Infelizmente, os histéricos ocos ganharam luzes, inclusive por meio da utilização da violência, e a discussão técnica se arrefeceu. E adormeceu de novo.

Tudo isso faz parte da democracia, que Winston Churchill afirmou ser “a pior forma de governo imaginável, à exceção de todas as outras que foram experimentadas.”

Importantíssima faceta do projeto de lei sobre a terceirização é a definição acerca da possibilidade de se contratar empresas que desenvolvam a atividade-fim da contratante. A Súmula 331, do TST, no inciso III, “permite” apenas a contratação para a realização de serviços ligados à atividade-meio do tomador.

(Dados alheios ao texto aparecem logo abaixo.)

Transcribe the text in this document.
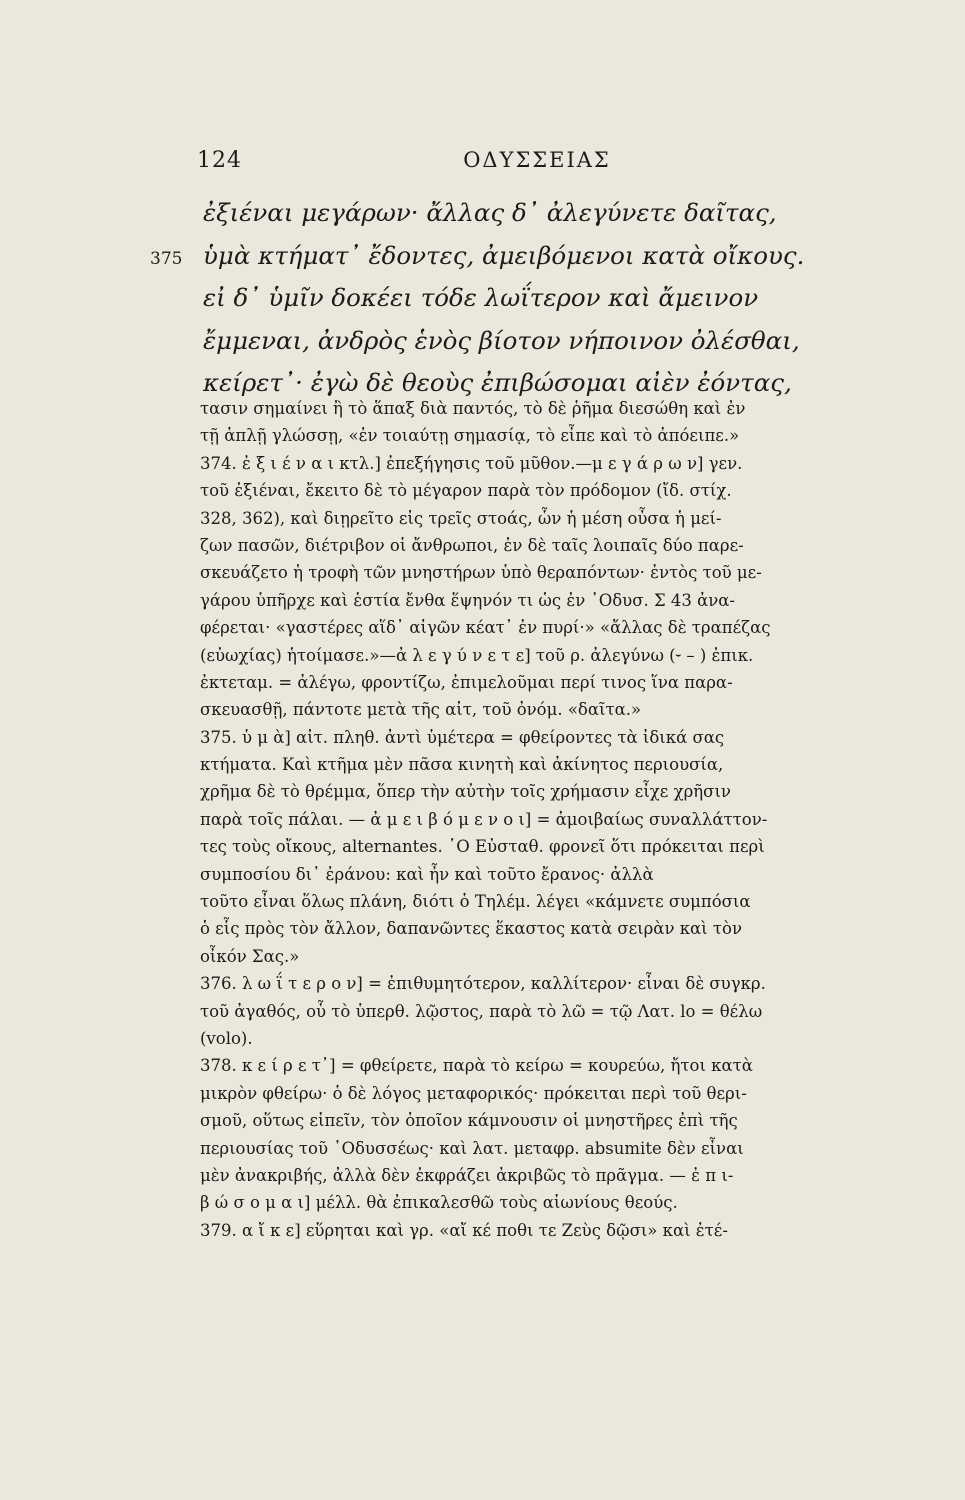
124	ΟΔΥΣΣΕΙΑΣ
ἐξιέναι μεγάρων· ἄλλας δ᾽ ἀλεγύνετε δαῖτας,
375 ὑμὰ κτήματ᾽ ἔδοντες, ἀμειβόμενοι κατὰ οἴκους.
εἰ δ᾽ ὑμῖν δοκέει τόδε λωΐτερον καὶ ἄμεινον
ἔμμεναι, ἀνδρὸς ἑνὸς βίοτον νήποινον ὀλέσθαι,
κείρετ᾽· ἐγὼ δὲ θεοὺς ἐπιβώσομαι αἰὲν ἐόντας,
τασιν σημαίνει ἢ τὸ ἅπαξ διὰ παντός, τὸ δὲ ῥῆμα διεσώθη καὶ ἐν
τῇ ἁπλῇ γλώσσῃ, «ἐν τοιαύτῃ σημασίᾳ, τὸ εἶπε καὶ τὸ ἀπόειπε.»
374. ἐ ξ ι έ ν α ι κτλ.] ἐπεξήγησις τοῦ μῦθον.—μ ε γ ά ρ ω ν] γεν.
τοῦ ἐξιέναι, ἔκειτο δὲ τὸ μέγαρον παρὰ τὸν πρόδομον (ἴδ. στίχ.
328, 362), καὶ διῃρεῖτο εἰς τρεῖς στοάς, ὧν ἡ μέση οὖσα ἡ μεί-
ζων πασῶν, διέτριβον οἱ ἄνθρωποι, ἐν δὲ ταῖς λοιπαῖς δύο παρε-
σκευάζετο ἡ τροφὴ τῶν μνηστήρων ὑπὸ θεραπόντων· ἐντὸς τοῦ με-
γάρου ὑπῆρχε καὶ ἑστία ἔνθα ἕψηνόν τι ὡς ἐν ᾿Οδυσ. Σ 43 ἀνα-
φέρεται· «γαστέρες αἵδ᾽ αἰγῶν κέατ᾽ ἐν πυρί·» «ἄλλας δὲ τραπέζας
(εὐωχίας) ἡτοίμασε.»—ἀ λ ε γ ύ ν ε τ ε] τοῦ ρ. ἀλεγύνω (⏑ – ) ἐπικ.
ἐκτεταμ. = ἀλέγω, φροντίζω, ἐπιμελοῦμαι περί τινος ἵνα παρα-
σκευασθῇ, πάντοτε μετὰ τῆς αἰτ, τοῦ ὀνόμ. «δαῖτα.»
375. ὑ μ ὰ] αἰτ. πληθ. ἀντὶ ὑμέτερα = φθείροντες τὰ ἰδικά σας
κτήματα. Καὶ κτῆμα μὲν πᾶσα κινητὴ καὶ ἀκίνητος περιουσία,
χρῆμα δὲ τὸ θρέμμα, ὅπερ τὴν αὐτὴν τοῖς χρήμασιν εἶχε χρῆσιν
παρὰ τοῖς πάλαι. — ἀ μ ε ι β ό μ ε ν ο ι] = ἀμοιβαίως συναλλάττον-
τες τοὺς οἴκους, alternantes. ῾Ο Εὐσταθ. φρονεῖ ὅτι πρόκειται περὶ
συμποσίου δι᾽ ἐράνου: καὶ ἦν καὶ τοῦτο ἔρανος· ἀλλὰ
τοῦτο εἶναι ὅλως πλάνη, διότι ὁ Τηλέμ. λέγει «κάμνετε συμπόσια
ὁ εἷς πρὸς τὸν ἄλλον, δαπανῶντες ἕκαστος κατὰ σειρὰν καὶ τὸν
οἶκόν Σας.»
376. λ ω ΐ τ ε ρ ο ν] = ἐπιθυμητότερον, καλλίτερον· εἶναι δὲ συγκρ.
τοῦ ἀγαθός, οὗ τὸ ὑπερθ. λῷστος, παρὰ τὸ λῶ = τῷ Λατ. lo = θέλω
(volo).
378. κ ε ί ρ ε τ᾽] = φθείρετε, παρὰ τὸ κείρω = κουρεύω, ἤτοι κατὰ
μικρὸν φθείρω· ὁ δὲ λόγος μεταφορικός· πρόκειται περὶ τοῦ θερι-
σμοῦ, οὕτως εἰπεῖν, τὸν ὁποῖον κάμνουσιν οἱ μνηστῆρες ἐπὶ τῆς
περιουσίας τοῦ ᾿Οδυσσέως· καὶ λατ. μεταφρ. absumite δὲν εἶναι
μὲν ἀνακριβής, ἀλλὰ δὲν ἐκφράζει ἀκριβῶς τὸ πρᾶγμα. — ἐ π ι-
β ώ σ ο μ α ι] μέλλ. θὰ ἐπικαλεσθῶ τοὺς αἰωνίους θεούς.
379. α ἴ κ ε] εὕρηται καὶ γρ. «αἴ κέ ποθι τε Ζεὺς δῷσι» καὶ ἐτέ-
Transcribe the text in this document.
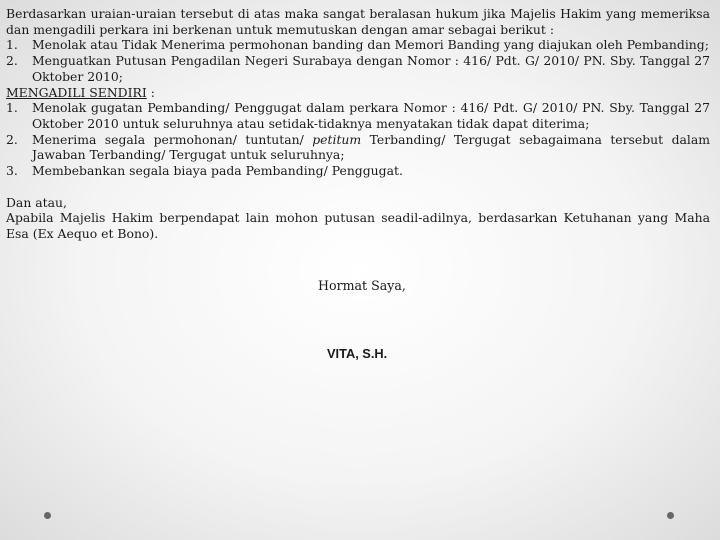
Berdasarkan uraian-uraian tersebut di atas maka sangat beralasan hukum jika Majelis Hakim yang memeriksa dan mengadili perkara ini berkenan untuk memutuskan dengan amar sebagai berikut :

1.	Menolak atau Tidak Menerima permohonan banding dan Memori Banding yang diajukan oleh Pembanding;
2.	Menguatkan Putusan Pengadilan Negeri Surabaya dengan Nomor : 416/ Pdt. G/ 2010/ PN. Sby. Tanggal 27 Oktober 2010;

MENGADILI SENDIRI :

1.	Menolak gugatan Pembanding/ Penggugat dalam perkara Nomor : 416/ Pdt. G/ 2010/ PN. Sby. Tanggal 27 Oktober 2010 untuk seluruhnya atau setidak-tidaknya menyatakan tidak dapat diterima;
2.	Menerima segala permohonan/ tuntutan/ petitum Terbanding/ Tergugat sebagaimana tersebut dalam Jawaban Terbanding/ Tergugat untuk seluruhnya;
3.	Membebankan segala biaya pada Pembanding/ Penggugat.

Dan atau,

Apabila Majelis Hakim berpendapat lain mohon putusan seadil-adilnya, berdasarkan Ketuhanan yang Maha Esa (Ex Aequo et Bono).

Hormat Saya,
VITA, S.H.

Na área da saúde este tema ganha destaque e a sua não definição traz insegurança jurídica às pessoas que nela atuam, principalmente no que diz respeito à relação entre os hospitais [clínicas, laboratórios etc.] com os médicos que lhes prestam serviços por meio de pessoas jurídicas.

Diversos estabelecimentos já fecharam suas portas em razão de condenações trabalhistas em ações judiciais que reconheceram a existência de vínculo empregatício entre médicos que lhes prestavam serviços por meio de pessoas jurídicas, de forma espontânea e não coercitiva.

A aplicação cega da Súmula 331, TST, por parte do Judiciário, sem análise pormenorizada do contexto de sua existência, do mercado econômico e de trabalho e da prática adotada pela sociedade há décadas, faz com que este continue a ser gargalo jurídico que pode provocar o encerramento da atividade de várias entidades, pois não raramente as ações judiciais que tratam do assunto discutem o pagamento [ou não] de pequenas fortunas, dado ao elevadíssimo valor de remuneração dos médicos e de suas pessoas jurídicas nelas discutidos.

A maioria das pessoas que atua na área da saúde tem plena convicção que o médico não é o hipossuficiente que ocupa posição inferior na relação jurídica firmada com estabelecimentos de saúde.

A situação de tal profissional não é de vulnerabilidade intelectual, social, cultural, técnica, jurídica e nem econômica. Salvo as exceções de praxe, o médico não é subjugado pelos hospitais a ponto de depender do socorro salvador do Estado para lhe proteger.
Suas atitudes, atos, assinaturas, decisões e vontades não valem nada, a ponto de ele precisar ser tutelado pelo Judiciário tal qual o hipossuficiente genuíno criado pela Consolidação das Leis Trabalhistas (CLT), que foi implantada no Brasil em 1943 por Getúlio Vargas (o ditador “pai dos pobres”, lembram?), a partir da cópia da Carta Del Lavoro italiana, promulgada em 1927 pelo regime fascista e entulhado de Mussolini?

O atual estágio de avanço da sociedade e a prática adotada pela esmagadora maioria dos estabelecimentos de saúde em relação aos médicos, há décadas, e em todo o país, deixa muito claro que essa relação jurídica existente na prática deve ser positivada como ela se dá e não como os manuais teóricos imaginam que ela deveria ser, a partir de princípios que foram relativizados pela inexorável ação do tempo.

É imprescindível que as entidades da classe da administração da saúde, inclusive e principalmente os administradores hospitalares, se unam de forma determinante para defender a possibilidade de terceirização da atividade-fim, pois isso vem ao encontro do que é praticado à saciedade pelo Brasil afora e trará segurança jurídica ao relacionamento havido com os médicos, no que diz respeito à sua relação comercial e profissional.